When an Overlord gains leadership, either by being started or as a result of another Overlord failing, it will spawn a supervisor for each supervisor spec in the metadata database. The supervisor will then discover running Kafka indexing tasks and will attempt to adopt them if they are compatible with the supervisor’s configuration. If they are not compatible because they have a different ingestion spec or partition allocation, the tasks will be killed and the supervisor will create a new set of tasks. In this way, the supervisors are persistent across Overlord restarts and fail-overs.

A supervisor is stopped via the POST /druid/indexer/v1/supervisor/<supervisorId>/terminate endpoint. This places a tombstone marker in the database (to prevent the supervisor from being reloaded on a restart) and then gracefully shuts down the currently running supervisor. When a supervisor is shut down in this way, it will instruct its managed tasks to stop reading and begin publishing their segments immediately. The call to the shutdown endpoint will return after all tasks have been signaled to stop but before the tasks finish publishing their segments.

Schema/Configuration Changes

Schema and configuration changes are handled by submitting the new supervisor spec via the same POST /druid/indexer/v1/supervisor endpoint used to initially create the supervisor. The Overlord will initiate a graceful shutdown of the existing supervisor which will cause the tasks being managed by that supervisor to stop reading and begin publishing their segments. A new supervisor will then be started which will create a new set of tasks that will start reading from the offsets where the previous now-publishing tasks left off, but using the updated schema. In this way, configuration changes can be applied without requiring any pause in ingestion.

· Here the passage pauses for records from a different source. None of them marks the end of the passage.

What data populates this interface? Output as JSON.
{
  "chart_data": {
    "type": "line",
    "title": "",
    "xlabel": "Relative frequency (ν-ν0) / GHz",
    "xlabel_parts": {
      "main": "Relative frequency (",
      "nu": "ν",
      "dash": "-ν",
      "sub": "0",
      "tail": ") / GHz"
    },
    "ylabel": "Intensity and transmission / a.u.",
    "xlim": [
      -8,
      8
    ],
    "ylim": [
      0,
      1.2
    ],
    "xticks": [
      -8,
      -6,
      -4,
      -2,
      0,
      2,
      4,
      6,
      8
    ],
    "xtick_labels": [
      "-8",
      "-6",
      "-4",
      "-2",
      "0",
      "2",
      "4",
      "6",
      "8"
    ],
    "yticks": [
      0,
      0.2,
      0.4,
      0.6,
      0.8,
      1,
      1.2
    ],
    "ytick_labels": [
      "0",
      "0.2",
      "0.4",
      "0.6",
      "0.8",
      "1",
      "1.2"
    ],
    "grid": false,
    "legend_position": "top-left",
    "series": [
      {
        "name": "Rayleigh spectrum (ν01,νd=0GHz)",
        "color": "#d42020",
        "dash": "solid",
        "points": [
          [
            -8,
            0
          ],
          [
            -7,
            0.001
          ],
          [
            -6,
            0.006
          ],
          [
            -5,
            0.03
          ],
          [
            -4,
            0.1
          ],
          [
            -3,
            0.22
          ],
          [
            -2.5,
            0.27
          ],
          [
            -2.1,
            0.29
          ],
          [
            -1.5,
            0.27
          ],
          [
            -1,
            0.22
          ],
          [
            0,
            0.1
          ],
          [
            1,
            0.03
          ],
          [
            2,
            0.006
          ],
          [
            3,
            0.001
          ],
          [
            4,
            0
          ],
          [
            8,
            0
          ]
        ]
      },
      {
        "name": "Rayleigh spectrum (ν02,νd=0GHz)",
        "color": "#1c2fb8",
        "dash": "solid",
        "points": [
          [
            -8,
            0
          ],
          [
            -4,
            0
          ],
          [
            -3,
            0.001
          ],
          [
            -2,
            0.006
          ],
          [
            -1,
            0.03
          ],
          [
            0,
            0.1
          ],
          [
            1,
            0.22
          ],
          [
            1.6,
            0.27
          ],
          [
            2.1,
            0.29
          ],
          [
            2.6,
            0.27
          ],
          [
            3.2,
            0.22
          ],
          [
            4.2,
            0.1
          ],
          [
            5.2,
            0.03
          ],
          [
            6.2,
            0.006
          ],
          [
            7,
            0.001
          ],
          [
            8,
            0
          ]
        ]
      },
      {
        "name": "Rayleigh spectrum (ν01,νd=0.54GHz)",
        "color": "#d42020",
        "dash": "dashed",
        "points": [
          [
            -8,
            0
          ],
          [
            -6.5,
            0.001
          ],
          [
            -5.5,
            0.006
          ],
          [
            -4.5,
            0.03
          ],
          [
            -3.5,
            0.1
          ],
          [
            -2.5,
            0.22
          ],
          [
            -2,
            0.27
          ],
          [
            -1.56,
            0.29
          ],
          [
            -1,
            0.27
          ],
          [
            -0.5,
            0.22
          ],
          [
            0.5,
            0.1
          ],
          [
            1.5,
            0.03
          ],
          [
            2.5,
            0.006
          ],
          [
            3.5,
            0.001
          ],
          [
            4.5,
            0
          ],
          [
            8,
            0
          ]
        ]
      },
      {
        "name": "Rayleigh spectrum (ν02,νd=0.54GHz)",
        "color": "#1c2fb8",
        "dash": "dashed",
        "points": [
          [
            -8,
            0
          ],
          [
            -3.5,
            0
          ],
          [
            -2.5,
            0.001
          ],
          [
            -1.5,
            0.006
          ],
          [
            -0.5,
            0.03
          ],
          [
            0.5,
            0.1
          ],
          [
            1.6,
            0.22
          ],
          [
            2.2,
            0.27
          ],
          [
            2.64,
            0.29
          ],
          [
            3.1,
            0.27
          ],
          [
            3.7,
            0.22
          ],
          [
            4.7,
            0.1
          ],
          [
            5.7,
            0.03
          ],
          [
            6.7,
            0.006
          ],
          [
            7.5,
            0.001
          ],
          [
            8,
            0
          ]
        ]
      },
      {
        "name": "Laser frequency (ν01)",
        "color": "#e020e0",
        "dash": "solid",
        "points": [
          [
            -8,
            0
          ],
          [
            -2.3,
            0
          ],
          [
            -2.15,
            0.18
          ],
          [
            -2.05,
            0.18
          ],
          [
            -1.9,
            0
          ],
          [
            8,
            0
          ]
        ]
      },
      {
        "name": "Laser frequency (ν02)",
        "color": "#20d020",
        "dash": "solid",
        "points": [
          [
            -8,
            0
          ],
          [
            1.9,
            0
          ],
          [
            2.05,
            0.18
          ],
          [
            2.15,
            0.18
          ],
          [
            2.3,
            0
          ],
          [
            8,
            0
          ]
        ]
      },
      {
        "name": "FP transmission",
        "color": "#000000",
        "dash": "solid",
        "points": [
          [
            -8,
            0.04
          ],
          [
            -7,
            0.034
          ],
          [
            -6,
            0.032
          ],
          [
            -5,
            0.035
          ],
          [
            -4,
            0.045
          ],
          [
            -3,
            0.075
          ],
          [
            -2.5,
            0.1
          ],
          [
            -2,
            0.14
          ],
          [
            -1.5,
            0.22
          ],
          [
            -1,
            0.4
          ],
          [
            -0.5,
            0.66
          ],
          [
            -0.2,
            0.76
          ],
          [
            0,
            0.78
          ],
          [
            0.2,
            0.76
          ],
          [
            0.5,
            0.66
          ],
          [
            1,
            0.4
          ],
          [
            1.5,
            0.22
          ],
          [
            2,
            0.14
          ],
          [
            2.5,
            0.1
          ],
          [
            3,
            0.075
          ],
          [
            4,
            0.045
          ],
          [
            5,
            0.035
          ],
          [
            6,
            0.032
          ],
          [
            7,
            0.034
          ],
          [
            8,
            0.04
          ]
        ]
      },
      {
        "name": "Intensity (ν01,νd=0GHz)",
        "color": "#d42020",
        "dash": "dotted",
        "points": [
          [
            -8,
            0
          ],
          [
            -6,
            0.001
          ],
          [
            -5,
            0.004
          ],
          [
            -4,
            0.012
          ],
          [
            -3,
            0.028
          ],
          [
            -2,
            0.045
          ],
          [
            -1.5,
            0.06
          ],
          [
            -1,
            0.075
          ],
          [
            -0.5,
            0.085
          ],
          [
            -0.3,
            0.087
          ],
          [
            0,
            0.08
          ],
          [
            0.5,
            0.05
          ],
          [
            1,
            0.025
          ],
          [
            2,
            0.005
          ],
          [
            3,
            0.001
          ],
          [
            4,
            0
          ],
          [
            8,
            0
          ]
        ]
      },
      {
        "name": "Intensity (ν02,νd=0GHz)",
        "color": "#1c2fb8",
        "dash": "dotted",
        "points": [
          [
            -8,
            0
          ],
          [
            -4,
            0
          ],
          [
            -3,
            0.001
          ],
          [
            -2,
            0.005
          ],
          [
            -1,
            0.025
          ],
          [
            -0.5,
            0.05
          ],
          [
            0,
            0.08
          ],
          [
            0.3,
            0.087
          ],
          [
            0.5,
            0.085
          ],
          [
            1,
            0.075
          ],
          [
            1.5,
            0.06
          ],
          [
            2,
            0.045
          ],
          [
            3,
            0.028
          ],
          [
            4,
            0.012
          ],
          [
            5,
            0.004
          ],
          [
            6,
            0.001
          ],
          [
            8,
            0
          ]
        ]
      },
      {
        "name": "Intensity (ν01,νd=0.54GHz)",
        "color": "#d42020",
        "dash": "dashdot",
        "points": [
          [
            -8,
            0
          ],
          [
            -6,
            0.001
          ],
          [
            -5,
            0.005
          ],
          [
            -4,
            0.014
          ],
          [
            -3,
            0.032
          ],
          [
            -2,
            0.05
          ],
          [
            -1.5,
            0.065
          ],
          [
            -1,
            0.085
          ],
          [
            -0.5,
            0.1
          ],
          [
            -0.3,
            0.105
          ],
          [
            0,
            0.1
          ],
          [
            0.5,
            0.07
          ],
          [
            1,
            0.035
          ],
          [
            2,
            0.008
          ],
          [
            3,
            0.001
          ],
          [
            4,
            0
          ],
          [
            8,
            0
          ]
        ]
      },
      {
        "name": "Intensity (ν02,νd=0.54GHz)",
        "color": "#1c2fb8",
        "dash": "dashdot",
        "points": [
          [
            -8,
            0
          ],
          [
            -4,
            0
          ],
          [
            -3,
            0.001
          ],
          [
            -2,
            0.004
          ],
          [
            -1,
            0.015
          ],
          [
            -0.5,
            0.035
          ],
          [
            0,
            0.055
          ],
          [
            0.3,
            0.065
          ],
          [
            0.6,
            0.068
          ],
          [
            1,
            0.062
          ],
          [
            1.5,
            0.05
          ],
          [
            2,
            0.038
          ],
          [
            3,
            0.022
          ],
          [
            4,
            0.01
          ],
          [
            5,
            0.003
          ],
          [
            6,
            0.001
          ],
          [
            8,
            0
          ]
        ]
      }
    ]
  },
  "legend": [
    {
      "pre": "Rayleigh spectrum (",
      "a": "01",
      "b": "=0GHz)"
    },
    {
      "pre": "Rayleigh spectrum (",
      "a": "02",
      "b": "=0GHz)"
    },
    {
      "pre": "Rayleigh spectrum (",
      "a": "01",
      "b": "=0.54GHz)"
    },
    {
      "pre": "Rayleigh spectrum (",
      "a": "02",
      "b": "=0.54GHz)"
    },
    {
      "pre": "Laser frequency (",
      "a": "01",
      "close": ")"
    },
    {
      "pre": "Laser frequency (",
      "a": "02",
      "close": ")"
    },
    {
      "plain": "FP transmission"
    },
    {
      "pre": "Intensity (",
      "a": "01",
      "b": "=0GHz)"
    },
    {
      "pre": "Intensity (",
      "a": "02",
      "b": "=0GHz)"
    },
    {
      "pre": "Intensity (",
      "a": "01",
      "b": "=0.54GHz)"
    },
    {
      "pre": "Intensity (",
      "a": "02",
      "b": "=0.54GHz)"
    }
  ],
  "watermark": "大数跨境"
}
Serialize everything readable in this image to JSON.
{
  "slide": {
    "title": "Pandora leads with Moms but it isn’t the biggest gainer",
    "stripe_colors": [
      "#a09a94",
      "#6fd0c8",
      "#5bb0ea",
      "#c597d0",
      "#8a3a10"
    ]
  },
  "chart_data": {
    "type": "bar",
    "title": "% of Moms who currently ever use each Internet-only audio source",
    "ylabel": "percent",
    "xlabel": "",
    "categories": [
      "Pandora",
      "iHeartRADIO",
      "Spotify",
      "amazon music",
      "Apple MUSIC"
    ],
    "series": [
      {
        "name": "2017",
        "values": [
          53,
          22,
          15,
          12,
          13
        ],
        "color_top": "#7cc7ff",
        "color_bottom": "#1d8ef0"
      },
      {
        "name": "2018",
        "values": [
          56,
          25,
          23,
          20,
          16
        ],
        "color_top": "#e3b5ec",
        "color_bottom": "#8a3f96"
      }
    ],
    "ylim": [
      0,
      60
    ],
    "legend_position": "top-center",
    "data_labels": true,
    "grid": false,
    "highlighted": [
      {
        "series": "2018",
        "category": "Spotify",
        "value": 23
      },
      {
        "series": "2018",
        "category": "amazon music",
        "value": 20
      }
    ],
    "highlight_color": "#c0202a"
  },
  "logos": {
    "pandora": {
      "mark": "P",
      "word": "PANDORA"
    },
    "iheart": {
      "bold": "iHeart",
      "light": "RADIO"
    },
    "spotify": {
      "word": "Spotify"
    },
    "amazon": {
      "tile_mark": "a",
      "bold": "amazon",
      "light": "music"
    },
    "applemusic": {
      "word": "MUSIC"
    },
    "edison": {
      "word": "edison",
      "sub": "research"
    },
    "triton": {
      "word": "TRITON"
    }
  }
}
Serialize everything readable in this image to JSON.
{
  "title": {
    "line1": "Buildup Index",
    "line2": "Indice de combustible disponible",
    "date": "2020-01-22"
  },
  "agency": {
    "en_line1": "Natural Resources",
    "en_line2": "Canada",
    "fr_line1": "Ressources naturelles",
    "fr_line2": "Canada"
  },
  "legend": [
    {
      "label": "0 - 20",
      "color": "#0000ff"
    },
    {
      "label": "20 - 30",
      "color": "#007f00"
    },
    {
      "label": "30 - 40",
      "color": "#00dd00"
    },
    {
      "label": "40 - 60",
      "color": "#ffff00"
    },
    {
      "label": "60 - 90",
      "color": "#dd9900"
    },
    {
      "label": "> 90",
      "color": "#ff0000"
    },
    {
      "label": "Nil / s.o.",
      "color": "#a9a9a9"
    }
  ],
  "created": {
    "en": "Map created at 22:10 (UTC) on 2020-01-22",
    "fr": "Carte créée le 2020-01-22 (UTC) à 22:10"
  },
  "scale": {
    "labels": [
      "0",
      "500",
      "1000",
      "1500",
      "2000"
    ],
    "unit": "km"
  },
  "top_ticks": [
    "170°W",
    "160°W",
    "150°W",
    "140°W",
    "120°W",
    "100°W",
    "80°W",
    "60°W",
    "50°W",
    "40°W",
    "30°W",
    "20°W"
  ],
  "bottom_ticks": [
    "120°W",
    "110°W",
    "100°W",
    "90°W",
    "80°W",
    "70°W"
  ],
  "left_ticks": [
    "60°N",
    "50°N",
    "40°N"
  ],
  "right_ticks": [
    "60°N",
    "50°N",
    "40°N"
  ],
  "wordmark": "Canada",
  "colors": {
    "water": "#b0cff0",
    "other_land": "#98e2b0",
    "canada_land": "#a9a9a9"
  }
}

Deployment notes on Kafka partitions and Druid segments

Druid assigns each Kafka indexing task Kafka partitions. A task writes the events it consumes from Kafka into a single segment for the segment granularity interval until it reaches one of the following: maxRowsPerSegment, maxTotalRows or intermediateHandoffPeriod limit. At this point, the task creates a new partition for this segment granularity to contain subsequent events.

The Kafka Indexing Task also does incremental hand-offs. Therefore segments become available as they are ready and you do not have to wait for all segments until the end of the task duration. When the task reaches one of maxRowsPerSegment, maxTotalRows, or intermediateHandoffPeriod, it hands off all the segments and creates a new new set of segments will be created for further events. This allows the task to run for longer durations without accumulating old segments locally on Middle Manager processes.

The Kafka Indexing Service may still produce some small segments. For example, consider the following scenario:

  • Task duration is 4 hours
  • Segment granularity is set to an HOUR
  • The supervisor was started at 9:10 After 4 hours at 13:10, Druid starts a new set of tasks. The events for the interval 13:00 - 14:00 may be split across existing tasks and the new set of tasks which could result in small segments. To merge them together into new segments of an ideal size (in the range of ~500-700 MB per segment), you can schedule re-indexing tasks, optionally with a different segment granularity.

For more detail, see Segment size optimization. There is also ongoing work to support automatic segment compaction of sharded segments as well as compaction not requiring Hadoop (see here).